Stockwell got there in a meet last winter.
“I swim in the prelims, and I fell one-tenth (of a second) short. And I knew I fell apart in the last 10 (meters),” Stockwell said.
But she came back for finals and logged a 1:12.24.
Omaha, here she comes.
“As soon as I hit the wall, it felt real good,” Stockwell said.
Stockwell is working toward her degree in recreational sports management at Indiana. That alone can seem like a full-time job. And swimming at the NCAA Division 1 level, particularly in the depth-laden Big Ten Conference, can seem like another one. Stockwell said a typical week is 35 hours of training, both in and out of the pool. At the end of any given week, she has logged between 70,000 and 90,000 yards.
“The training itself is so different (from high school and club swimming),” she said. “You know you’re going into a battle, but you don’t know what it is at the other end. … It’s all about survival.”

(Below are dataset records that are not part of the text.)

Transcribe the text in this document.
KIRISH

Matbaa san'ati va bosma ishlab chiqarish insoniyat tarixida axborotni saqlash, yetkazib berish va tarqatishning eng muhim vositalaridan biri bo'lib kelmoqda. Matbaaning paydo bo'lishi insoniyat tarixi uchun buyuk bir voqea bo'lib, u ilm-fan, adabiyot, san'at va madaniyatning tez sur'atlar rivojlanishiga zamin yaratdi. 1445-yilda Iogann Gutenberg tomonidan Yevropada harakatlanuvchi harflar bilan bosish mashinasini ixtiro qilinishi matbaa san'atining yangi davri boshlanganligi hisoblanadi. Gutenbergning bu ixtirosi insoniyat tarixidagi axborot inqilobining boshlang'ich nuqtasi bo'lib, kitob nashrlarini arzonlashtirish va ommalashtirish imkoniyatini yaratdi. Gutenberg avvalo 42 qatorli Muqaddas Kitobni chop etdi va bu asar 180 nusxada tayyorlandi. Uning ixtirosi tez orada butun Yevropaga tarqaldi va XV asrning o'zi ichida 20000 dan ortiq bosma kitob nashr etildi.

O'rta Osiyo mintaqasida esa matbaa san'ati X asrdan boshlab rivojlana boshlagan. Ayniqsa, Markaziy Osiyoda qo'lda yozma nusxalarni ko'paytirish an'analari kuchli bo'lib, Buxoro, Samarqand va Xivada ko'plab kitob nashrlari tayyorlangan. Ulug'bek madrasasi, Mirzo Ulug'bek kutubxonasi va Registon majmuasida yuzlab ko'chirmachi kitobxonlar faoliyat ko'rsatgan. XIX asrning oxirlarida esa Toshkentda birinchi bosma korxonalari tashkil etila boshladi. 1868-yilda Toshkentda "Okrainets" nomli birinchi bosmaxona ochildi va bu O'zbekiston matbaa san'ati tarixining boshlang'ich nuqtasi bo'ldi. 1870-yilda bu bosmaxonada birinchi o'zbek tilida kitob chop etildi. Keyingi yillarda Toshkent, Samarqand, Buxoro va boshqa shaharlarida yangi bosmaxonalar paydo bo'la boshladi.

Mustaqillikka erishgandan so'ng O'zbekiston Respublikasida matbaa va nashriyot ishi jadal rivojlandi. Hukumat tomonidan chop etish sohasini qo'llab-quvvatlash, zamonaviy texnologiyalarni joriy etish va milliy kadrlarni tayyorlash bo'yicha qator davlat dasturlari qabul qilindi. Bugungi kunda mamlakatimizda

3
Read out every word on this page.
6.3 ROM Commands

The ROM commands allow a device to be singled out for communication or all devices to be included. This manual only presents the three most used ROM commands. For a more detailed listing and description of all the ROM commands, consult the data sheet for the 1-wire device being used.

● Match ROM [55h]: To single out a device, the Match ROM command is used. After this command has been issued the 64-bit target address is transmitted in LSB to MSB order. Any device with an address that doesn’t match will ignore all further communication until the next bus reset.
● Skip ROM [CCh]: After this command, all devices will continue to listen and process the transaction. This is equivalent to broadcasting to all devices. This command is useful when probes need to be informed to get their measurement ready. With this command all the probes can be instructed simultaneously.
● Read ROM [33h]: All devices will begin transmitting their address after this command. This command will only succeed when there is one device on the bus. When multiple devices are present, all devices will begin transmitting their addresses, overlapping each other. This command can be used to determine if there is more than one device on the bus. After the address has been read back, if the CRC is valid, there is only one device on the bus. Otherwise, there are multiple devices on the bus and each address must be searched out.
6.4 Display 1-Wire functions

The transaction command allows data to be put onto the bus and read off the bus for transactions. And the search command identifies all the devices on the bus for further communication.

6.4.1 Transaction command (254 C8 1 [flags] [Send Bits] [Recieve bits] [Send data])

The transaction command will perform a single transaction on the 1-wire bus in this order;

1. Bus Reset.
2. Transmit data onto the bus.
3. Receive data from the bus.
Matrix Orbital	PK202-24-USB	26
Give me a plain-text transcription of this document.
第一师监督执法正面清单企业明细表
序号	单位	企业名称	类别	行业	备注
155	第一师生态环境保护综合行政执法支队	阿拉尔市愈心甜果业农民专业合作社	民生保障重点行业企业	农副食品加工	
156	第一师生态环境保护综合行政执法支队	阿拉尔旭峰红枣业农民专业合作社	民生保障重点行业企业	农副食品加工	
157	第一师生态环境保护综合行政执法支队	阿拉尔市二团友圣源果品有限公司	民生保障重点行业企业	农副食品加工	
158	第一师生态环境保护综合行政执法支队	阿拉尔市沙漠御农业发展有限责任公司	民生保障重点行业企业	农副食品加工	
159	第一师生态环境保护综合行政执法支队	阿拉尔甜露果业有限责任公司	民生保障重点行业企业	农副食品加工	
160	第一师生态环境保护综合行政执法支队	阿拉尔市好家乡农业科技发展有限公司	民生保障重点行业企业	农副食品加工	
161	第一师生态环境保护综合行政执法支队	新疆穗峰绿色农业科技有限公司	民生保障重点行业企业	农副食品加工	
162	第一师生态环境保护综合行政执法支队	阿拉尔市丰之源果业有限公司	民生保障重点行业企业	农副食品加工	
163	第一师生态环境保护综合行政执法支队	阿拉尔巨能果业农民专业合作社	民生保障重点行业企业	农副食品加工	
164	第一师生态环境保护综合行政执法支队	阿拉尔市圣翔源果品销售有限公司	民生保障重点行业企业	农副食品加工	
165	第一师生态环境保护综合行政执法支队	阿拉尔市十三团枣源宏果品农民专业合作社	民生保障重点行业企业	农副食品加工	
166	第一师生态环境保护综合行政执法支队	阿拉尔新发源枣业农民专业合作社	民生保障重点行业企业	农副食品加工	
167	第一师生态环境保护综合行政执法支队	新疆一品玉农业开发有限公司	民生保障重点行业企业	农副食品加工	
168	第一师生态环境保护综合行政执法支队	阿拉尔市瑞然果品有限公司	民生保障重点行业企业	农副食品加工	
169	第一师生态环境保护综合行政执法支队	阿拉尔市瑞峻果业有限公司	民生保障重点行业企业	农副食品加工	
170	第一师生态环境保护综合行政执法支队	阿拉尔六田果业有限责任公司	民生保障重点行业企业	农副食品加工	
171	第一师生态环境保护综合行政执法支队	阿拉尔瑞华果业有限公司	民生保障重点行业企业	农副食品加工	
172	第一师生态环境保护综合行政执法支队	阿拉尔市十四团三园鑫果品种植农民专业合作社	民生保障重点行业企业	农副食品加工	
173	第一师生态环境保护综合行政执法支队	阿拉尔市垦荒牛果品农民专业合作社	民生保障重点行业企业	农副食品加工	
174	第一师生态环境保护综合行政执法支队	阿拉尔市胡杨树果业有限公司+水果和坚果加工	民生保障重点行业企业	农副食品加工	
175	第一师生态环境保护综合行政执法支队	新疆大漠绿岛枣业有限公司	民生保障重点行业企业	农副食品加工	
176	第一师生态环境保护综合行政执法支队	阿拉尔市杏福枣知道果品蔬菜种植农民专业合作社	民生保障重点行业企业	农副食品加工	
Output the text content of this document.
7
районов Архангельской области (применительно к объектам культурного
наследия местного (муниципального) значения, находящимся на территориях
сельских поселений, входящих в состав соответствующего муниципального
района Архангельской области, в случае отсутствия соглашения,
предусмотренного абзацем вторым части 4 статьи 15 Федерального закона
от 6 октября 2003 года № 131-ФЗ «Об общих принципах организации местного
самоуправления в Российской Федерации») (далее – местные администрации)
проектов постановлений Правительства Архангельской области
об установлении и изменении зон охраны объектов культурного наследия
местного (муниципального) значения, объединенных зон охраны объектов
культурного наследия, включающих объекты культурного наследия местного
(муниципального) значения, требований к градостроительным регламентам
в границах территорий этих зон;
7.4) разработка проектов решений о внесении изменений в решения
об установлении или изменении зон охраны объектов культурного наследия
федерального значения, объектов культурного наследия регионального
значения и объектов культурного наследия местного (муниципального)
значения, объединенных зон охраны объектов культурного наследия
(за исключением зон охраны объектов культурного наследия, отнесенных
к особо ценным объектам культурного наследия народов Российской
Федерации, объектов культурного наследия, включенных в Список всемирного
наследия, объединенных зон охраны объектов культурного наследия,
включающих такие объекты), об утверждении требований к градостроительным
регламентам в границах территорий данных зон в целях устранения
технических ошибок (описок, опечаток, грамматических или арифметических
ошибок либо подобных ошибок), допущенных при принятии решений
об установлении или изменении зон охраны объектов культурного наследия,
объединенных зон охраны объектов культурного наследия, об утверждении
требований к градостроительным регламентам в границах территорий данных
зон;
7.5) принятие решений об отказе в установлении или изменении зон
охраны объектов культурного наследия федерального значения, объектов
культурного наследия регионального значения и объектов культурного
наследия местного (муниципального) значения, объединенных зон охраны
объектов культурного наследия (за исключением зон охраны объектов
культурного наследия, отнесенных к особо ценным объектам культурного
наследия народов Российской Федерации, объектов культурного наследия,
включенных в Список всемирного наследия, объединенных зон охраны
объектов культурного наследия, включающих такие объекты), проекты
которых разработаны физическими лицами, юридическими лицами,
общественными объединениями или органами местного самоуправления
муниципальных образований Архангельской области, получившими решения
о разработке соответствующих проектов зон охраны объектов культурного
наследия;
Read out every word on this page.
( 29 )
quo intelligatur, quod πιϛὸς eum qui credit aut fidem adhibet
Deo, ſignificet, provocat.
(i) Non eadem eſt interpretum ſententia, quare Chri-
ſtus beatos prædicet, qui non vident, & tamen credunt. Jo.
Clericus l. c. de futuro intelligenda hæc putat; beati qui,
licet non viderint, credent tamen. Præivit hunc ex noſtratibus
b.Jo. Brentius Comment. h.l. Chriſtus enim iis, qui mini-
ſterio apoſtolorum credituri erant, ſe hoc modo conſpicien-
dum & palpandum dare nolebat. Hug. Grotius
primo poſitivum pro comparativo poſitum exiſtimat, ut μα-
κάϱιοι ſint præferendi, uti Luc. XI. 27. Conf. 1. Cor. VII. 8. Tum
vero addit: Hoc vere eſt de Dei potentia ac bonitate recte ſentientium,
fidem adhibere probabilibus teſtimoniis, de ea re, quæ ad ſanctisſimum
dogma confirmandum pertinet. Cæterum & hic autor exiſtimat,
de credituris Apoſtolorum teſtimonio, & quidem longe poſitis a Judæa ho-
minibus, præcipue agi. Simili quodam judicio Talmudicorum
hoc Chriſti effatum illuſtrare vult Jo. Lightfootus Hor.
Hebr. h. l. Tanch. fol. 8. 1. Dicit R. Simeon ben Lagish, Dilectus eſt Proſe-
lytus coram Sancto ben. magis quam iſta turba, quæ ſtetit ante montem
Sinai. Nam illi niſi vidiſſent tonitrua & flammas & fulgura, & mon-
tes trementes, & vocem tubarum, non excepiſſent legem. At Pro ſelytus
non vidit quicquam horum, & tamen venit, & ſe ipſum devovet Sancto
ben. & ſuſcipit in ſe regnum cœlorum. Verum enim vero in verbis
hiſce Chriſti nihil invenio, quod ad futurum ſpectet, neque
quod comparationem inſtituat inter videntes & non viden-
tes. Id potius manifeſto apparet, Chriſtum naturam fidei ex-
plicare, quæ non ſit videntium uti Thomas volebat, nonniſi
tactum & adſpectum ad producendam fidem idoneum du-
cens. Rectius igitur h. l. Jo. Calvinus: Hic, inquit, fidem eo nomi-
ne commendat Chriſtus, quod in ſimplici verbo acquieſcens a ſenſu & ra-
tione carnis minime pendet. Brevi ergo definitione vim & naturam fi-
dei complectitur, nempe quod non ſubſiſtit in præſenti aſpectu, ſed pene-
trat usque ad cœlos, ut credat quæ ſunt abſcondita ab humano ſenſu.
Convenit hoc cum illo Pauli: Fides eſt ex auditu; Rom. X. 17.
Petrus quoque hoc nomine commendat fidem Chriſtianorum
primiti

Stockwell certainly qualifies as a survivor. She said her freshman class at Indiana had 19 swimmers. By midway through her sophomore year, just six remained, all of whom are still with the team. Even one of her friendly rivals from high school, Oak Harbor’s Missy McIntyre, who won the state 100 breaststroke title all four years Stockwell swam for Kentlake and then went off the national power Southern California, has hung it up.
Approaching the end
Stockwell, meanwhile, keeps churning up a wake – something she hopes to continue doing next week in Omaha. Making the team is an extreme long shot – only the winner of each event automatically qualifies; although second place is a virtual lock, as well. In the 100 breaststroke, the top two entry times are 1:06.20 and 1:06.34; Stockwell enters with a 1:12.24.
“The fact that I can say I made it is amazing in itself,” Stockwell said. “I’d like to place in the top 16 (which probably will take a sub-1:10). At the very minimum, I want to get a best time.”
One thing has hit home with Stockwell: That lifelong love relationship with competitive swimming will be changing soon.
Even elite aquatic athletes such as Stockwell, who pride themselves on stopping the watch as quickly as possible, still can’t stop the calendar.
“(Nine) more months of swimming,” she said, looking down momentarily at her iced Starbucks drink. “It didn’t really hit me until last month. I was sitting with a couple other girls in my class, and we were talking. I’ve been swimming 16 years and I have nine months left.”
Suffice to say Sarah Stockwell and swimming are on more than just mere speaking terms these days.
Sounds as if they’re best friends once again.